MTBFM.CO.ID – Sayur lodeh tujuh warna sempat menjadi perbincangan, karena muncul hoaks yang menyatakan bahwa Sri Sultan Hamengkubuwono X meminta rakyat Yogyakarta untuk membuatnya agar terhindar dari pagebluk atau penyakit.
Fasty Arum Utami, Ahli gizi mengatakan mengonsumsi sayur lodeh yang merupakan komposisi makanan yang seimbang memang baik karena dapat menambah asupan gizi bagi tubuh.
“Pola makanan di Indonesia kurang akan asupan serat, sedangkan kalau masyarakat mengonsumsi sayur lodeh, itu banyak sisi positifnya menurut saya, karena mereka akan lebih banyak mendapat asupan serat dari berbagai sayuran yang ada di lodeh,” kata akademisi Universitas Gadjah Mada (UGM) itu.
Komposisi bahan dalam menu sayur lodeh tujuh warna terdapat bahan kluwih, kacang panjang, terong, waluh atau labu, daun melinjo atau godhong so, kulit buah melinjo dan tempe. Semua bahan itu, kata dia, memiliki nilai gizi yang baik.
Masakan berkuah santan itu sempat menjadi pembicaraan ketika muncul hoaks tentang Sri Sultan Hamengkubuwono X yang meminta masyarakat untuk membuat sayur lodeh tujuh warna sebagai bentuk usaha menangkal pandemi COVID-19 yang sedang terjadi di Indonesia.
Dalam pesan berantai yang dikirim lewat aplikasi pesan itu tertulis “Pageblug. Wayahe rakyat Mataram nyayur Lodeh 7 warna: Kluwih, Cang Gleyor, Terong, Kulit Mlinjo, Waluh, Godong So, Tempe. Mugi Sedaya tansah widodo nir ing Sambekala,”.
Jika diterjemahkan artinya adalah “Pagebluk. Saatnya rakyat Mataram membuat sayur lodeh 7 warna: kluwih, kacang panjang, terong, kulit melinjo, labu, daun melinjo muda, tempe. Semoga semua selalu selamat dari bencana.”
Namun, Pemerintah Provinsi Daerah Istimewa Yogyakarta membantah Sri Sultan Hamengkubowono X pernah memerintahkan hal seperti itu.

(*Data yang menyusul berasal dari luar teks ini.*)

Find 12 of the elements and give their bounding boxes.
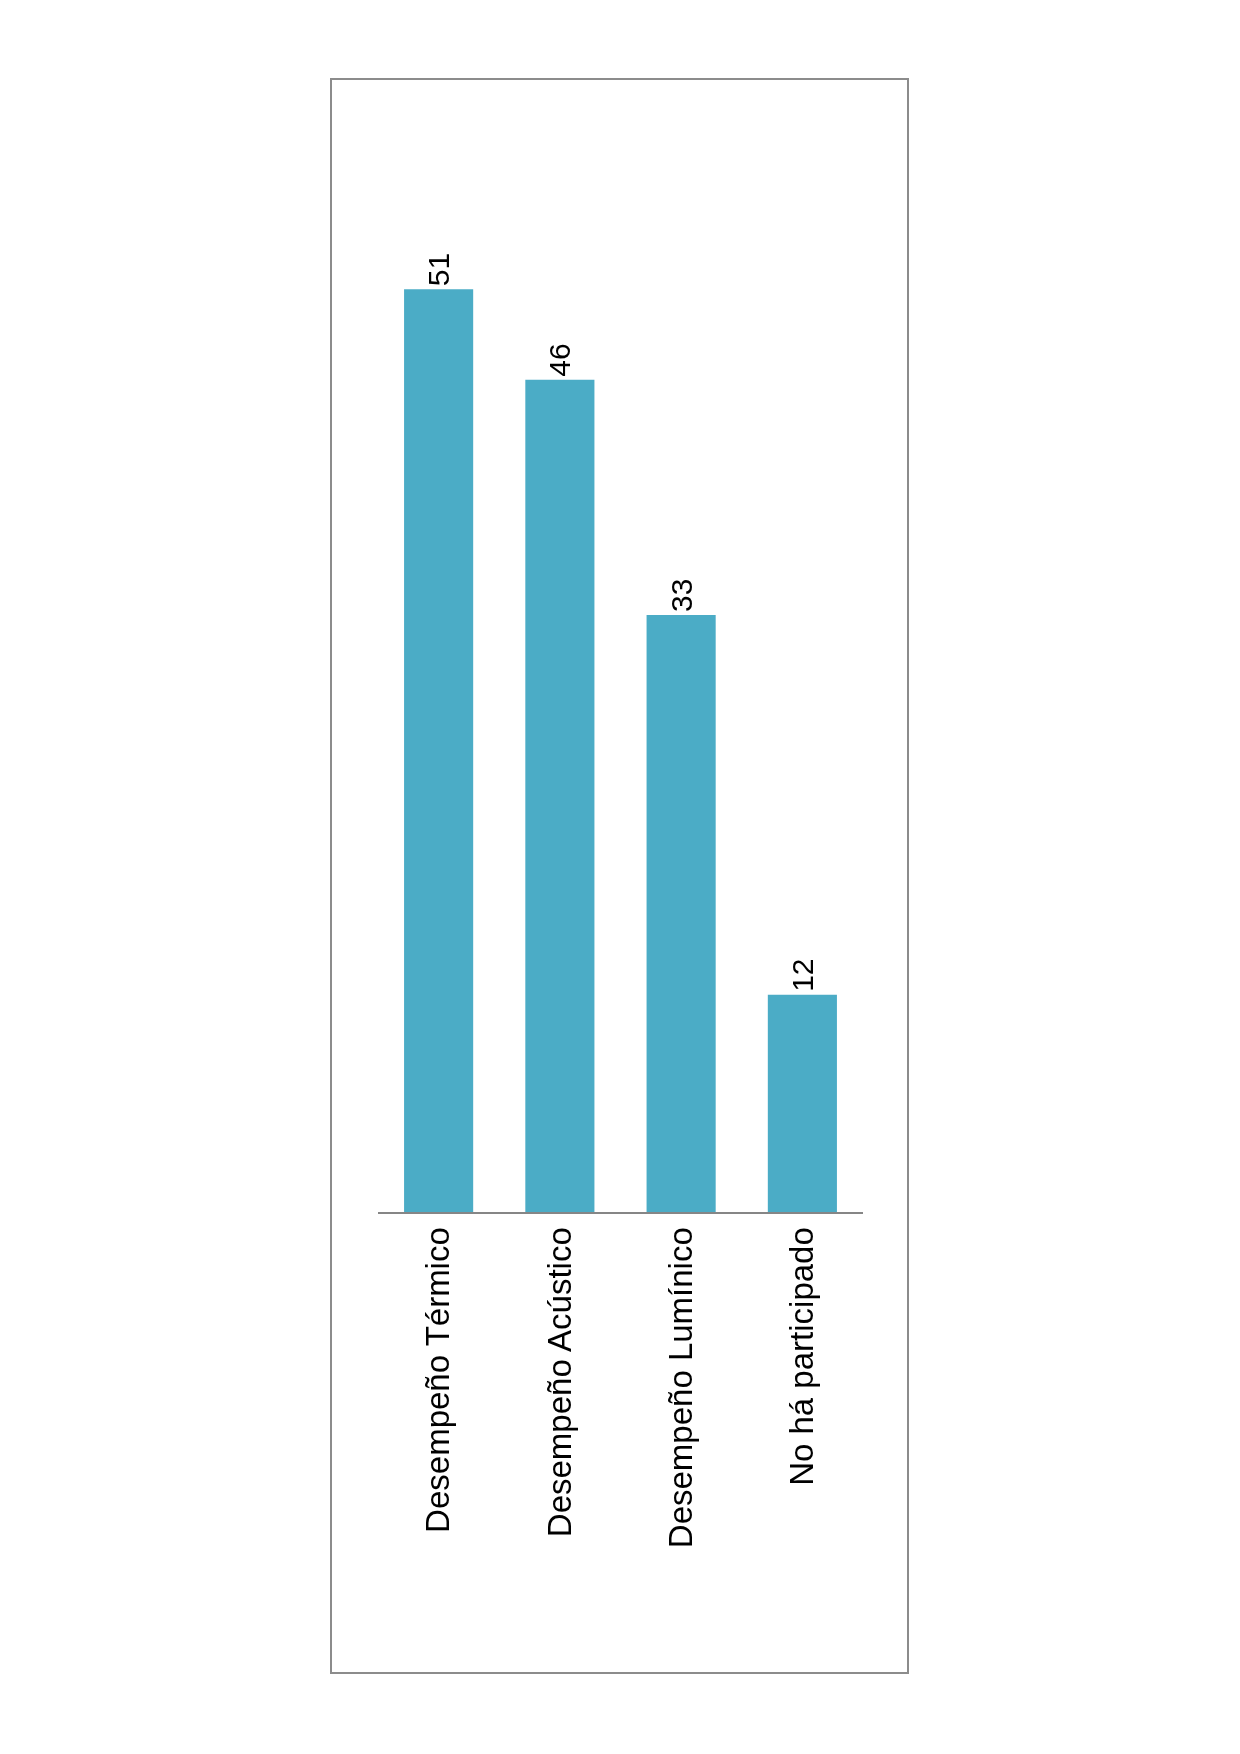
x-tick-label: Desempeño Acústico — [540, 1227, 578, 1538]
x-tick-label: Desempeño Lumínico — [661, 1227, 699, 1549]
data-label: 46 — [543, 343, 577, 377]
bar — [525, 379, 595, 1212]
data-label: 51 — [422, 252, 456, 287]
bar — [404, 289, 474, 1212]
data-label: 12 — [785, 958, 819, 992]
data-label: 33 — [664, 578, 698, 612]
bar — [767, 994, 837, 1212]
bar — [646, 614, 716, 1212]
x-tick-label: No há participado — [783, 1227, 821, 1486]
x-tick-label: Desempeño Térmico — [419, 1227, 457, 1533]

Fasty, yang berasal dan tinggal di Yogyakarta, membenarkan ada kepercayaan dan tradisi sayur lodeh tujuh warna mampu menangkis bala. Tidak hanya saat sekarang menghadapi pandemi yang disebabkan virus corona jenis baru, tapi ajakan membuat lodeh itu juga muncul saat gempa bumi mengguncang Yogyakarta pada 2006.
“Sebenarnya itu semacam simbol. Kalau di Jawa ada banyak macam simbol seperti tumpeng dan isiannya juga merupakan simbol, begitu pula lodeh,” kata nutrisionis itu.